The Supreme Court in Mimkon, supra , was aware of this change (66 N.J. at 431, fn. 1), but since this issue was not before the court, it was not discussed. Thus the statute, as amended, has not previously been construed. The question therefore remains whether the enactment was intended to legislate an independent right of visitation in the grandparents notwithstanding the existence of satisfactory visitation rights in the noncustodial parent.
This statute is in derogation of the common law. Grandparents have no common law right to visitation. Mimkon v. Ford, supra at 430; In re Goldfarb , 6 N.J. Super. 543 (Ch. Div. 1949). Their rights are derivative through the natural parent save for legislation otherwise.

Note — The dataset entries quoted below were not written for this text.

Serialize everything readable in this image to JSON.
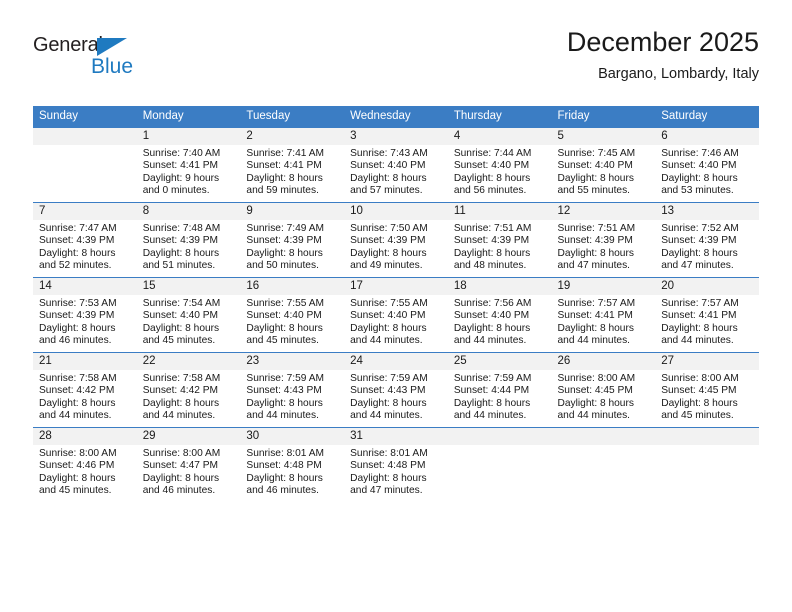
{
  "brand": {
    "name_part1": "General",
    "name_part2": "Blue",
    "accent_color": "#1f7ac0"
  },
  "header": {
    "title": "December 2025",
    "subtitle": "Bargano, Lombardy, Italy"
  },
  "theme": {
    "header_row_color": "#3b7dc4",
    "day_band_color": "#f2f2f2",
    "text_color": "#1a1a1a"
  },
  "weekday_headers": [
    "Sunday",
    "Monday",
    "Tuesday",
    "Wednesday",
    "Thursday",
    "Friday",
    "Saturday"
  ],
  "weeks": [
    [
      {
        "day": "",
        "sunrise": "",
        "sunset": "",
        "daylight_line1": "",
        "daylight_line2": ""
      },
      {
        "day": "1",
        "sunrise": "Sunrise: 7:40 AM",
        "sunset": "Sunset: 4:41 PM",
        "daylight_line1": "Daylight: 9 hours",
        "daylight_line2": "and 0 minutes."
      },
      {
        "day": "2",
        "sunrise": "Sunrise: 7:41 AM",
        "sunset": "Sunset: 4:41 PM",
        "daylight_line1": "Daylight: 8 hours",
        "daylight_line2": "and 59 minutes."
      },
      {
        "day": "3",
        "sunrise": "Sunrise: 7:43 AM",
        "sunset": "Sunset: 4:40 PM",
        "daylight_line1": "Daylight: 8 hours",
        "daylight_line2": "and 57 minutes."
      },
      {
        "day": "4",
        "sunrise": "Sunrise: 7:44 AM",
        "sunset": "Sunset: 4:40 PM",
        "daylight_line1": "Daylight: 8 hours",
        "daylight_line2": "and 56 minutes."
      },
      {
        "day": "5",
        "sunrise": "Sunrise: 7:45 AM",
        "sunset": "Sunset: 4:40 PM",
        "daylight_line1": "Daylight: 8 hours",
        "daylight_line2": "and 55 minutes."
      },
      {
        "day": "6",
        "sunrise": "Sunrise: 7:46 AM",
        "sunset": "Sunset: 4:40 PM",
        "daylight_line1": "Daylight: 8 hours",
        "daylight_line2": "and 53 minutes."
      }
    ],
    [
      {
        "day": "7",
        "sunrise": "Sunrise: 7:47 AM",
        "sunset": "Sunset: 4:39 PM",
        "daylight_line1": "Daylight: 8 hours",
        "daylight_line2": "and 52 minutes."
      },
      {
        "day": "8",
        "sunrise": "Sunrise: 7:48 AM",
        "sunset": "Sunset: 4:39 PM",
        "daylight_line1": "Daylight: 8 hours",
        "daylight_line2": "and 51 minutes."
      },
      {
        "day": "9",
        "sunrise": "Sunrise: 7:49 AM",
        "sunset": "Sunset: 4:39 PM",
        "daylight_line1": "Daylight: 8 hours",
        "daylight_line2": "and 50 minutes."
      },
      {
        "day": "10",
        "sunrise": "Sunrise: 7:50 AM",
        "sunset": "Sunset: 4:39 PM",
        "daylight_line1": "Daylight: 8 hours",
        "daylight_line2": "and 49 minutes."
      },
      {
        "day": "11",
        "sunrise": "Sunrise: 7:51 AM",
        "sunset": "Sunset: 4:39 PM",
        "daylight_line1": "Daylight: 8 hours",
        "daylight_line2": "and 48 minutes."
      },
      {
        "day": "12",
        "sunrise": "Sunrise: 7:51 AM",
        "sunset": "Sunset: 4:39 PM",
        "daylight_line1": "Daylight: 8 hours",
        "daylight_line2": "and 47 minutes."
      },
      {
        "day": "13",
        "sunrise": "Sunrise: 7:52 AM",
        "sunset": "Sunset: 4:39 PM",
        "daylight_line1": "Daylight: 8 hours",
        "daylight_line2": "and 47 minutes."
      }
    ],
    [
      {
        "day": "14",
        "sunrise": "Sunrise: 7:53 AM",
        "sunset": "Sunset: 4:39 PM",
        "daylight_line1": "Daylight: 8 hours",
        "daylight_line2": "and 46 minutes."
      },
      {
        "day": "15",
        "sunrise": "Sunrise: 7:54 AM",
        "sunset": "Sunset: 4:40 PM",
        "daylight_line1": "Daylight: 8 hours",
        "daylight_line2": "and 45 minutes."
      },
      {
        "day": "16",
        "sunrise": "Sunrise: 7:55 AM",
        "sunset": "Sunset: 4:40 PM",
        "daylight_line1": "Daylight: 8 hours",
        "daylight_line2": "and 45 minutes."
      },
      {
        "day": "17",
        "sunrise": "Sunrise: 7:55 AM",
        "sunset": "Sunset: 4:40 PM",
        "daylight_line1": "Daylight: 8 hours",
        "daylight_line2": "and 44 minutes."
      },
      {
        "day": "18",
        "sunrise": "Sunrise: 7:56 AM",
        "sunset": "Sunset: 4:40 PM",
        "daylight_line1": "Daylight: 8 hours",
        "daylight_line2": "and 44 minutes."
      },
      {
        "day": "19",
        "sunrise": "Sunrise: 7:57 AM",
        "sunset": "Sunset: 4:41 PM",
        "daylight_line1": "Daylight: 8 hours",
        "daylight_line2": "and 44 minutes."
      },
      {
        "day": "20",
        "sunrise": "Sunrise: 7:57 AM",
        "sunset": "Sunset: 4:41 PM",
        "daylight_line1": "Daylight: 8 hours",
        "daylight_line2": "and 44 minutes."
      }
    ],
    [
      {
        "day": "21",
        "sunrise": "Sunrise: 7:58 AM",
        "sunset": "Sunset: 4:42 PM",
        "daylight_line1": "Daylight: 8 hours",
        "daylight_line2": "and 44 minutes."
      },
      {
        "day": "22",
        "sunrise": "Sunrise: 7:58 AM",
        "sunset": "Sunset: 4:42 PM",
        "daylight_line1": "Daylight: 8 hours",
        "daylight_line2": "and 44 minutes."
      },
      {
        "day": "23",
        "sunrise": "Sunrise: 7:59 AM",
        "sunset": "Sunset: 4:43 PM",
        "daylight_line1": "Daylight: 8 hours",
        "daylight_line2": "and 44 minutes."
      },
      {
        "day": "24",
        "sunrise": "Sunrise: 7:59 AM",
        "sunset": "Sunset: 4:43 PM",
        "daylight_line1": "Daylight: 8 hours",
        "daylight_line2": "and 44 minutes."
      },
      {
        "day": "25",
        "sunrise": "Sunrise: 7:59 AM",
        "sunset": "Sunset: 4:44 PM",
        "daylight_line1": "Daylight: 8 hours",
        "daylight_line2": "and 44 minutes."
      },
      {
        "day": "26",
        "sunrise": "Sunrise: 8:00 AM",
        "sunset": "Sunset: 4:45 PM",
        "daylight_line1": "Daylight: 8 hours",
        "daylight_line2": "and 44 minutes."
      },
      {
        "day": "27",
        "sunrise": "Sunrise: 8:00 AM",
        "sunset": "Sunset: 4:45 PM",
        "daylight_line1": "Daylight: 8 hours",
        "daylight_line2": "and 45 minutes."
      }
    ],
    [
      {
        "day": "28",
        "sunrise": "Sunrise: 8:00 AM",
        "sunset": "Sunset: 4:46 PM",
        "daylight_line1": "Daylight: 8 hours",
        "daylight_line2": "and 45 minutes."
      },
      {
        "day": "29",
        "sunrise": "Sunrise: 8:00 AM",
        "sunset": "Sunset: 4:47 PM",
        "daylight_line1": "Daylight: 8 hours",
        "daylight_line2": "and 46 minutes."
      },
      {
        "day": "30",
        "sunrise": "Sunrise: 8:01 AM",
        "sunset": "Sunset: 4:48 PM",
        "daylight_line1": "Daylight: 8 hours",
        "daylight_line2": "and 46 minutes."
      },
      {
        "day": "31",
        "sunrise": "Sunrise: 8:01 AM",
        "sunset": "Sunset: 4:48 PM",
        "daylight_line1": "Daylight: 8 hours",
        "daylight_line2": "and 47 minutes."
      },
      {
        "day": "",
        "sunrise": "",
        "sunset": "",
        "daylight_line1": "",
        "daylight_line2": ""
      },
      {
        "day": "",
        "sunrise": "",
        "sunset": "",
        "daylight_line1": "",
        "daylight_line2": ""
      },
      {
        "day": "",
        "sunrise": "",
        "sunset": "",
        "daylight_line1": "",
        "daylight_line2": ""
      }
    ]
  ]
}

The legislative history of N.J.S.A. 9:2-7.1 is meager. The only statement concerning the amendment was released by the Senate Judiciary Committee on February 5, 1973 and states in relevant part:
This bill would allow, in addition, visitation rights for grandparents in cases where the parents were divorced or separated and living in different habitations.
No other hearings, reports or statements on the amendment (L. 1973, c. 100, § 1) or the original enactment (L. 1971, c. 420, § 1) are recorded in the New Jersey State Library. It is therefore a futile task to attempt to determine what the legislative intent was in relation to the present case. This however, does not mean that the court is without any signpost to determine the issue. The statute provides for visitation
rights "as the best interest of the child may require * * *." This is a familiar concept to matrimonial courts.
The court is aware of the affectionate relationship between grandparents and grandchild, and respects the views of the Supreme Court as ...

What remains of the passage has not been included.